Another thing that surprised me was the number of bogus claims made by
women through the courts in adverse divorce/separation cases. The
lawyer who told me about this was nonplussed, it's lucrative work.
ObCrypto - how do you protect your secrets from such a threat? It is
threats like this that make SnapChat's disappearing pictures a good
thing.

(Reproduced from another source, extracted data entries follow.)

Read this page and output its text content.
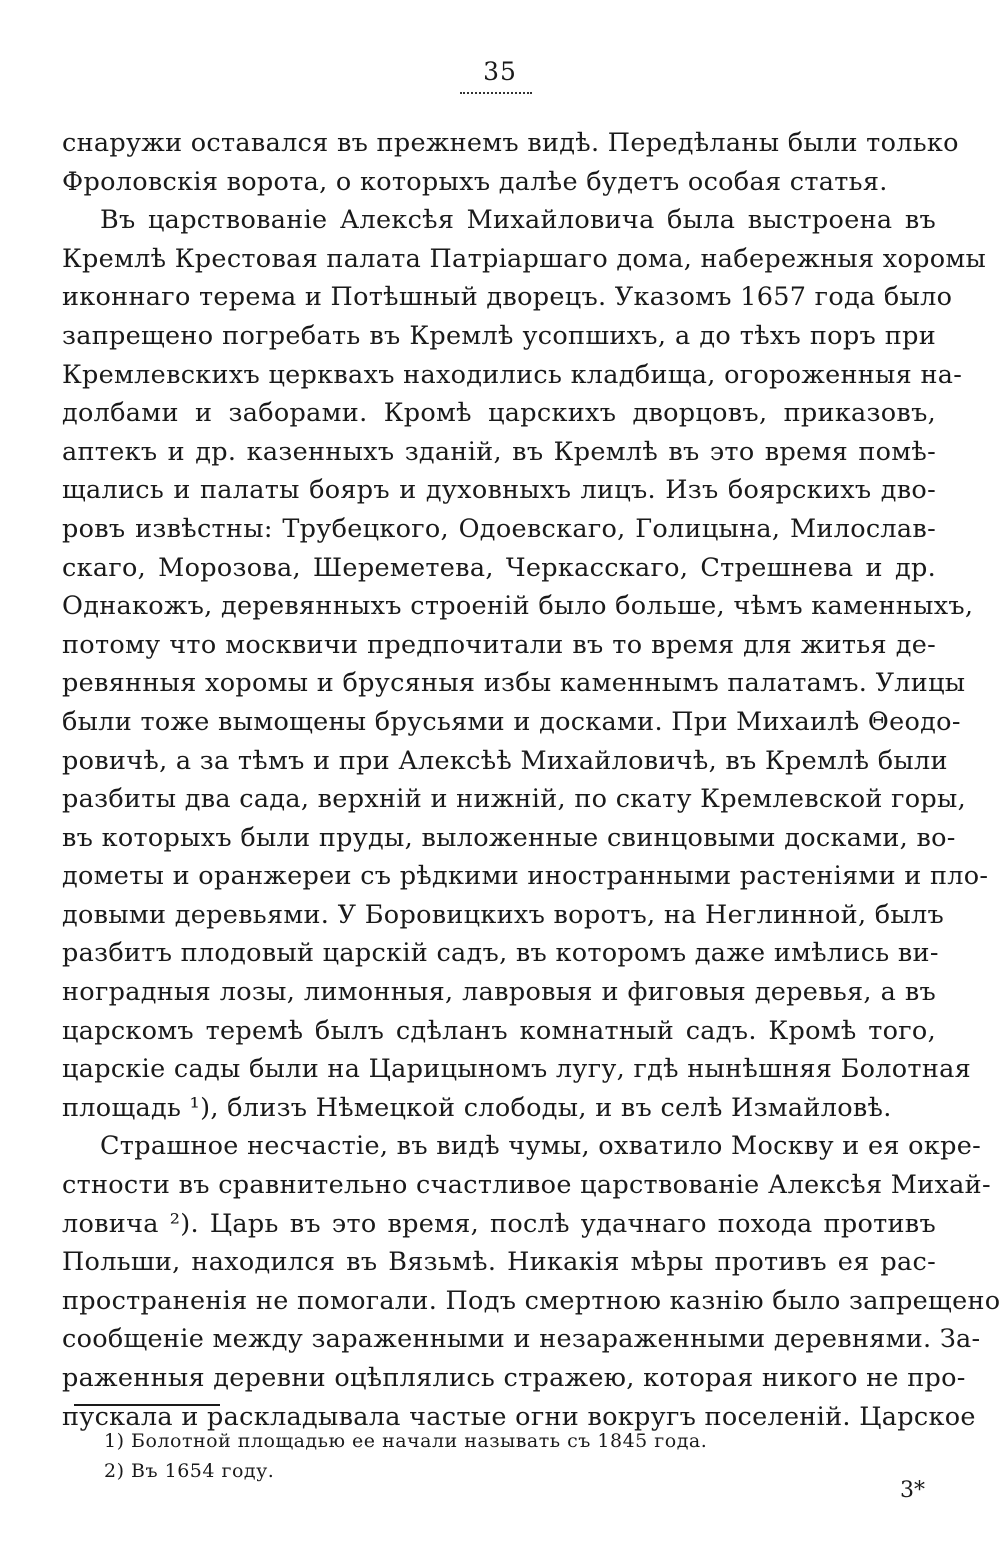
35
снаружи оставался въ прежнемъ видѣ. Передѣланы были только
Фроловскія ворота, о которыхъ далѣе будетъ особая статья.
Въ царствованіе Алексѣя Михайловича была выстроена въ
Кремлѣ Крестовая палата Патріаршаго дома, набережныя хоромы
иконнаго терема и Потѣшный дворецъ. Указомъ 1657 года было
запрещено погребать въ Кремлѣ усопшихъ, а до тѣхъ поръ при
Кремлевскихъ церквахъ находились кладбища, огороженныя на-
долбами и заборами. Кромѣ царскихъ дворцовъ, приказовъ,
аптекъ и др. казенныхъ зданій, въ Кремлѣ въ это время помѣ-
щались и палаты бояръ и духовныхъ лицъ. Изъ боярскихъ дво-
ровъ извѣстны: Трубецкого, Одоевскаго, Голицына, Милослав-
скаго, Морозова, Шереметева, Черкасскаго, Стрешнева и др.
Однакожъ, деревянныхъ строеній было больше, чѣмъ каменныхъ,
потому что москвичи предпочитали въ то время для житья де-
ревянныя хоромы и брусяныя избы каменнымъ палатамъ. Улицы
были тоже вымощены брусьями и досками. При Михаилѣ Θеодо-
ровичѣ, а за тѣмъ и при Алексѣѣ Михайловичѣ, въ Кремлѣ были
разбиты два сада, верхній и нижній, по скату Кремлевской горы,
въ которыхъ были пруды, выложенные свинцовыми досками, во-
дометы и оранжереи съ рѣдкими иностранными растеніями и пло-
довыми деревьями. У Боровицкихъ воротъ, на Неглинной, былъ
разбитъ плодовый царскій садъ, въ которомъ даже имѣлись ви-
ноградныя лозы, лимонныя, лавровыя и фиговыя деревья, а въ
царскомъ теремѣ былъ сдѣланъ комнатный садъ. Кромѣ того,
царскіе сады были на Царицыномъ лугу, гдѣ нынѣшняя Болотная
площадь ¹), близъ Нѣмецкой слободы, и въ селѣ Измайловѣ.
Страшное несчастіе, въ видѣ чумы, охватило Москву и ея окре-
стности въ сравнительно счастливое царствованіе Алексѣя Михай-
ловича ²). Царь въ это время, послѣ удачнаго похода противъ
Польши, находился въ Вязьмѣ. Никакія мѣры противъ ея рас-
пространенія не помогали. Подъ смертною казнію было запрещено
сообщеніе между зараженными и незараженными деревнями. За-
раженныя деревни оцѣплялись стражею, которая никого не про-
пускала и раскладывала частые огни вокругъ поселеній. Царское
1) Болотной площадью ее начали называть съ 1845 года.
2) Въ 1654 году.
3*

The solution is something like that you have to (a) integrate
other human aspects into the security model and (b) accept the strength
of the solution is around 8 bits not 128 bits.
> Either way, all such people who are innocent enjoy the
> right for the government and commerce not to impede upon
> their right to privacy, including shielding their innocent selves
> from warrantless govt and commercial tracking and datakeeping.

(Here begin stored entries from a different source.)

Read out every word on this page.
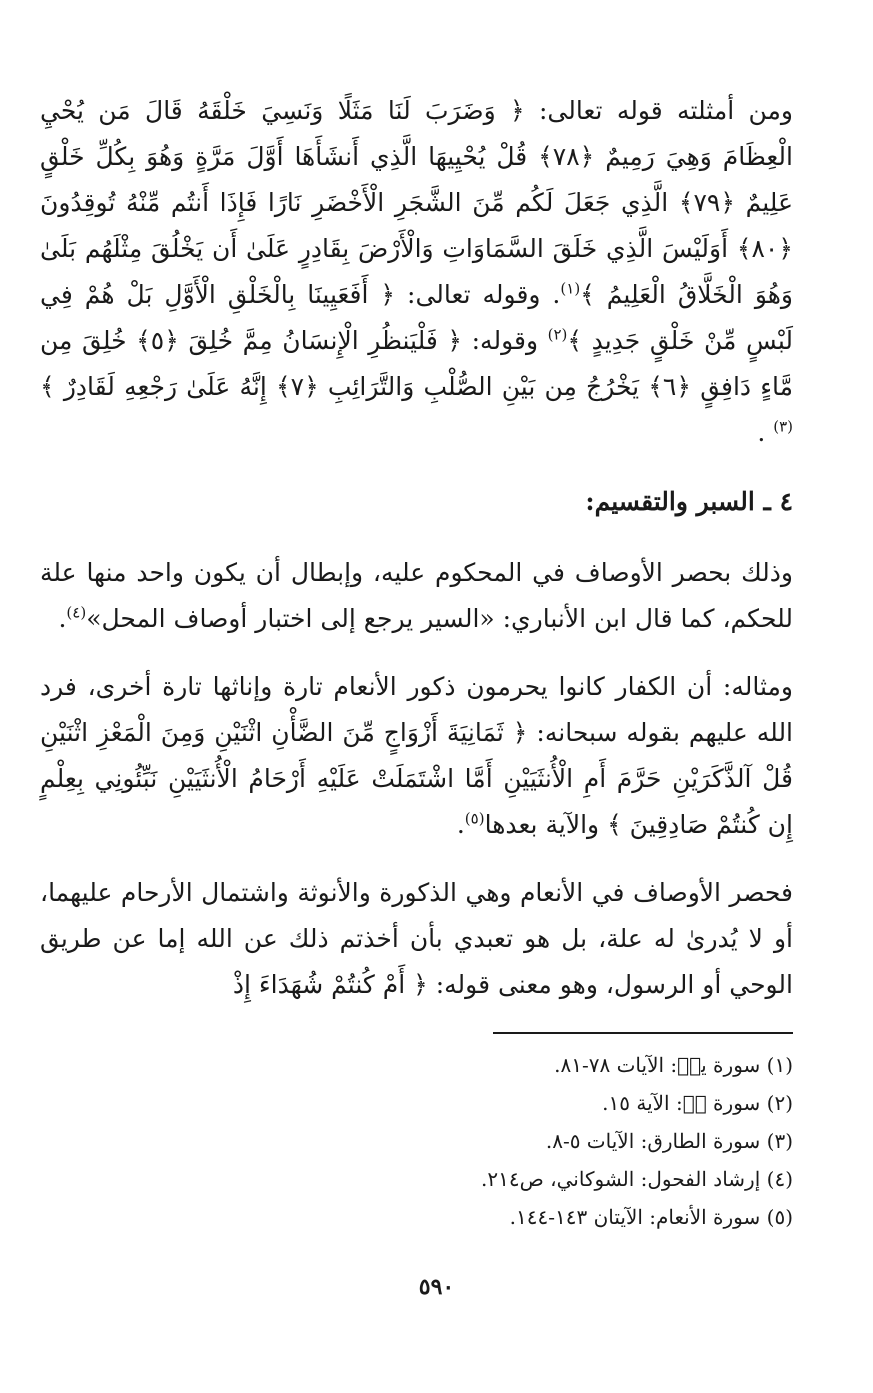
ومن أمثلته قوله تعالى: ﴿ وَضَرَبَ لَنَا مَثَلًا وَنَسِيَ خَلْقَهُ قَالَ مَن يُحْيِ الْعِظَامَ وَهِيَ رَمِيمٌ ﴿٧٨﴾ قُلْ يُحْيِيهَا الَّذِي أَنشَأَهَا أَوَّلَ مَرَّةٍ وَهُوَ بِكُلِّ خَلْقٍ عَلِيمٌ ﴿٧٩﴾ الَّذِي جَعَلَ لَكُم مِّنَ الشَّجَرِ الْأَخْضَرِ نَارًا فَإِذَا أَنتُم مِّنْهُ تُوقِدُونَ ﴿٨٠﴾ أَوَلَيْسَ الَّذِي خَلَقَ السَّمَاوَاتِ وَالْأَرْضَ بِقَادِرٍ عَلَىٰ أَن يَخْلُقَ مِثْلَهُم بَلَىٰ وَهُوَ الْخَلَّاقُ الْعَلِيمُ ﴾$^{(١)}$. وقوله تعالى: ﴿ أَفَعَيِينَا بِالْخَلْقِ الْأَوَّلِ بَلْ هُمْ فِي لَبْسٍ مِّنْ خَلْقٍ جَدِيدٍ ﴾$^{(٢)}$ وقوله: ﴿ فَلْيَنظُرِ الْإِنسَانُ مِمَّ خُلِقَ ﴿٥﴾ خُلِقَ مِن مَّاءٍ دَافِقٍ ﴿٦﴾ يَخْرُجُ مِن بَيْنِ الصُّلْبِ وَالتَّرَائِبِ ﴿٧﴾ إِنَّهُ عَلَىٰ رَجْعِهِ لَقَادِرٌ ﴾$^{(٣)}$ .

٤ ـ السبر والتقسيم:

وذلك بحصر الأوصاف في المحكوم عليه، وإبطال أن يكون واحد منها علة للحكم، كما قال ابن الأنباري: «السير يرجع إلى اختبار أوصاف المحل»$^{(٤)}$.

ومثاله: أن الكفار كانوا يحرمون ذكور الأنعام تارة وإناثها تارة أخرى، فرد الله عليهم بقوله سبحانه: ﴿ ثَمَانِيَةَ أَزْوَاجٍ مِّنَ الضَّأْنِ اثْنَيْنِ وَمِنَ الْمَعْزِ اثْنَيْنِ قُلْ آلذَّكَرَيْنِ حَرَّمَ أَمِ الْأُنثَيَيْنِ أَمَّا اشْتَمَلَتْ عَلَيْهِ أَرْحَامُ الْأُنثَيَيْنِ نَبِّئُونِي بِعِلْمٍ إِن كُنتُمْ صَادِقِينَ ﴾ والآية بعدها$^{(٥)}$.

فحصر الأوصاف في الأنعام وهي الذكورة والأنوثة واشتمال الأرحام عليهما، أو لا يُدرىٰ له علة، بل هو تعبدي بأن أخذتم ذلك عن الله إما عن طريق الوحي أو الرسول، وهو معنى قوله: ﴿ أَمْ كُنتُمْ شُهَدَاءَ إِذْ

(١) سورة يسۤ: الآيات ٧٨-٨١.

(٢) سورة قۤ: الآية ١٥.

(٣) سورة الطارق: الآيات ٥-٨.

(٤) إرشاد الفحول: الشوكاني، ص٢١٤.

(٥) سورة الأنعام: الآيتان ١٤٣-١٤٤.

٥٩٠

> Stop giving away your rights and taking those of other innocents.
> For it is not the criminal they are after, but control over you.
I'm in part responding to this because this is real security -
protecting people who have clear harms. Not like the normal
cryptographic theoretic stuff we use ex-military threat models to
protect credit card transactions.
I did some security review recently for an org that does something like
the above-mentioned stuff, on a massive scale. One of the threats was
that the victims' activity could be tracked through billing records
which were often available to people in household and people at work,
who were the attackers. Given the nature of the abuse involved, it's a
"hell-yeah!" threat rating.
The challenge is to be able to communicate using some device that others
have access to without leaving a trail. E.g., SMS over a standard dumb
phone without leaving phone numbers in the billing records.
There's probably a million people in USA alone who desperately need this
protection in one way or another, without counting the teenagers who are
just sharing mucky kid stuff away from their over-protective parents.
And that's exactly the protection that the feds want to take away.